Abstract
Motivation
As part of the NIH Library of Integrated Network-based Cellular Signatures program, hundreds of thousands of transcriptomic signatures were generated with the L1000 technology, profiling the response of human cell lines to over 20 000 small molecule compounds. This effort is a promising approach toward revealing the mechanisms-of-action (MOA) for marketed drugs and other less studied potential therapeutic compounds.
Results
L1000 fireworks display (L1000FWD) is a web application that provides interactive visualization of over 16 000 drug and small-molecule induced gene expression signatures. L1000FWD enables coloring of signatures by different attributes such as cell type, time point, concentration, as well as drug attributes such as MOA and clinical phase. Signature similarity search is implemented to enable the search for mimicking or opposing signatures given as input of up and down gene sets.

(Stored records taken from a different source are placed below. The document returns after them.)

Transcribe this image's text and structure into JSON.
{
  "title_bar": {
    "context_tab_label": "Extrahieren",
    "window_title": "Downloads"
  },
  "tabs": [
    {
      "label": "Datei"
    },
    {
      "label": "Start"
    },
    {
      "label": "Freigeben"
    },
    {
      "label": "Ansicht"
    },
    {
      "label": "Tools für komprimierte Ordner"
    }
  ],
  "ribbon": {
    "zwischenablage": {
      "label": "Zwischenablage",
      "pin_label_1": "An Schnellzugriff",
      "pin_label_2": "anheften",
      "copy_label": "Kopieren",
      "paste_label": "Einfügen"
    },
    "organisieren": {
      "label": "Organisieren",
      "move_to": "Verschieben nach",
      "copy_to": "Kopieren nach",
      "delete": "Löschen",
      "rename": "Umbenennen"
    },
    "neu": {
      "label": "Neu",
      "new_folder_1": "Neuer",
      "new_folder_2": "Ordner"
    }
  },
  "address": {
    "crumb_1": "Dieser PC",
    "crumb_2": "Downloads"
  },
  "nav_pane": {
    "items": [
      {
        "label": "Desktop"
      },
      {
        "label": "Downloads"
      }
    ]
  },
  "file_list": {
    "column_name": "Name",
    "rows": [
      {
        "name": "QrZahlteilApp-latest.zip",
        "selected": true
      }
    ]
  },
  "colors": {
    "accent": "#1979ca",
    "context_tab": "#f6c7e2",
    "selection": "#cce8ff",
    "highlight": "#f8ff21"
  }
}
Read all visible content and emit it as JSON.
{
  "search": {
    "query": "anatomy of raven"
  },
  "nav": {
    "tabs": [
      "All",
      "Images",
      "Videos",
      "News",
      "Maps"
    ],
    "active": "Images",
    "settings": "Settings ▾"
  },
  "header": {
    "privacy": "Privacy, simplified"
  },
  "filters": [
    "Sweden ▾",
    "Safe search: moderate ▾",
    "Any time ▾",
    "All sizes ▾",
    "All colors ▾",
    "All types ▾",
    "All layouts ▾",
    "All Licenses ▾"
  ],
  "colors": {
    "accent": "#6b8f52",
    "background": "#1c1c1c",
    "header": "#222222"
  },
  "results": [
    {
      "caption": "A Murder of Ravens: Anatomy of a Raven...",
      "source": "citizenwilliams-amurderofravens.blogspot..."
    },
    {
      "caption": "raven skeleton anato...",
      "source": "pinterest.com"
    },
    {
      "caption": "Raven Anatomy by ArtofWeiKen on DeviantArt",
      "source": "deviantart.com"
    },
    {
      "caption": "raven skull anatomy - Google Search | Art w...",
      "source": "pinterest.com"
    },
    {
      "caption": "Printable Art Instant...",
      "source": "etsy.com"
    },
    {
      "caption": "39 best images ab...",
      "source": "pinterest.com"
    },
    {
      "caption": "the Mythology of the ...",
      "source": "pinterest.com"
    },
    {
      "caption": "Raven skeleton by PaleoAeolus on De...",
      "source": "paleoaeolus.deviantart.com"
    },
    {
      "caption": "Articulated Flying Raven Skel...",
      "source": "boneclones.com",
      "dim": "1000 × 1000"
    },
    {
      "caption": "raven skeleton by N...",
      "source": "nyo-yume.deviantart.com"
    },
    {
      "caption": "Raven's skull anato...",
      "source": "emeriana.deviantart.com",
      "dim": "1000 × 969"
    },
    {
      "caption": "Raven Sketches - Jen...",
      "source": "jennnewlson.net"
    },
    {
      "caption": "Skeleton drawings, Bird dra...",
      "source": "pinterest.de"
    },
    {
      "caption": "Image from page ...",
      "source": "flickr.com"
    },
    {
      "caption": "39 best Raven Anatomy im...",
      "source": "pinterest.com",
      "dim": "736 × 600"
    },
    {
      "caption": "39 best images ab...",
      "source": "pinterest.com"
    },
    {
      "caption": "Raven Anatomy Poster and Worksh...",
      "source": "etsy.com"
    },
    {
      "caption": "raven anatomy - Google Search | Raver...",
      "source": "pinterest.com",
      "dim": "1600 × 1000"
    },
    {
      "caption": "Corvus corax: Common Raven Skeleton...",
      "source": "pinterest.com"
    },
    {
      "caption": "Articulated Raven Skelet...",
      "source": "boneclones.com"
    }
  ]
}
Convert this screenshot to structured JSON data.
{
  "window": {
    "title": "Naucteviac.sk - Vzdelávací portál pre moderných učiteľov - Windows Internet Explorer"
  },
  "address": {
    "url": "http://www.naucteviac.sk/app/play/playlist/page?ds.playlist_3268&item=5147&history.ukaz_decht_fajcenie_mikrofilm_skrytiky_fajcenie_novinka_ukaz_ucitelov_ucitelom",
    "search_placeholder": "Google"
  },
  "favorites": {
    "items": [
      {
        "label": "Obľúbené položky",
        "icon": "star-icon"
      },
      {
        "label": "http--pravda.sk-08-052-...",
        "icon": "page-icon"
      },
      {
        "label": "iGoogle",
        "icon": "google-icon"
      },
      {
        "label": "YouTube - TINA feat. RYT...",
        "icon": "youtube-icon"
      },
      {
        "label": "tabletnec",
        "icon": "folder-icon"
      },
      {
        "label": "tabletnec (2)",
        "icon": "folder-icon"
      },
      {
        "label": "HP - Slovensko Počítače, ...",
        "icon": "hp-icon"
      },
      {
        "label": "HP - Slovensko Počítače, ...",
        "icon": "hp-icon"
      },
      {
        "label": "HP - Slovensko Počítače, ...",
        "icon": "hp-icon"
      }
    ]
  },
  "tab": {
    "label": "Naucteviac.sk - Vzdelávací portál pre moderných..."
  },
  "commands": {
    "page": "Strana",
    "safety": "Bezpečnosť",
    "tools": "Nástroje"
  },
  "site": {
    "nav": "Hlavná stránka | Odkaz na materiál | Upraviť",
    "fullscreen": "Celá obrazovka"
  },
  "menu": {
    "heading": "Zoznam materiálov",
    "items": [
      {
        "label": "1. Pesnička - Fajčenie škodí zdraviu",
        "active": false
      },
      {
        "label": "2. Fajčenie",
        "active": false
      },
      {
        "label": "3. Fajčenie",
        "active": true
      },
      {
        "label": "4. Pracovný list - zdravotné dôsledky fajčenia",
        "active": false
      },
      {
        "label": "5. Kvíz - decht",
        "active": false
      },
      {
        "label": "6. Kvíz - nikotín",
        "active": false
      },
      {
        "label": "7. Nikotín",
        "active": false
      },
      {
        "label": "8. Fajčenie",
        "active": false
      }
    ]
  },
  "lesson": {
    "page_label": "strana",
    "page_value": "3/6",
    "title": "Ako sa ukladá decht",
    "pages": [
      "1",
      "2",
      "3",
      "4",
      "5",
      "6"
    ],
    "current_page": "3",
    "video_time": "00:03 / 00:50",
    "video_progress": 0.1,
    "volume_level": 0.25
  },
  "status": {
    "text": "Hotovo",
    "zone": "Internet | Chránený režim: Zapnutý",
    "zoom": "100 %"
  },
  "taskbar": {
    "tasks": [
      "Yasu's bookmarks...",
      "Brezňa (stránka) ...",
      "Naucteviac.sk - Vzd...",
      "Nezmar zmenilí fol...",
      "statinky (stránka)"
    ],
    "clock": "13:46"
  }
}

Each point on the L1000FWD interactive map is linked to a signature landing page, which provides multifaceted knowledge from various sources about the signature and the drug. Notably such information includes most frequent diagnoses, co-prescribed drugs and age distribution of prescriptions as extracted from the Mount Sinai Health System electronic medical records. Overall, L1000FWD serves as a platform for identifying functions for novel small molecules using unsupervised clustering, as well as for exploring drug MOA.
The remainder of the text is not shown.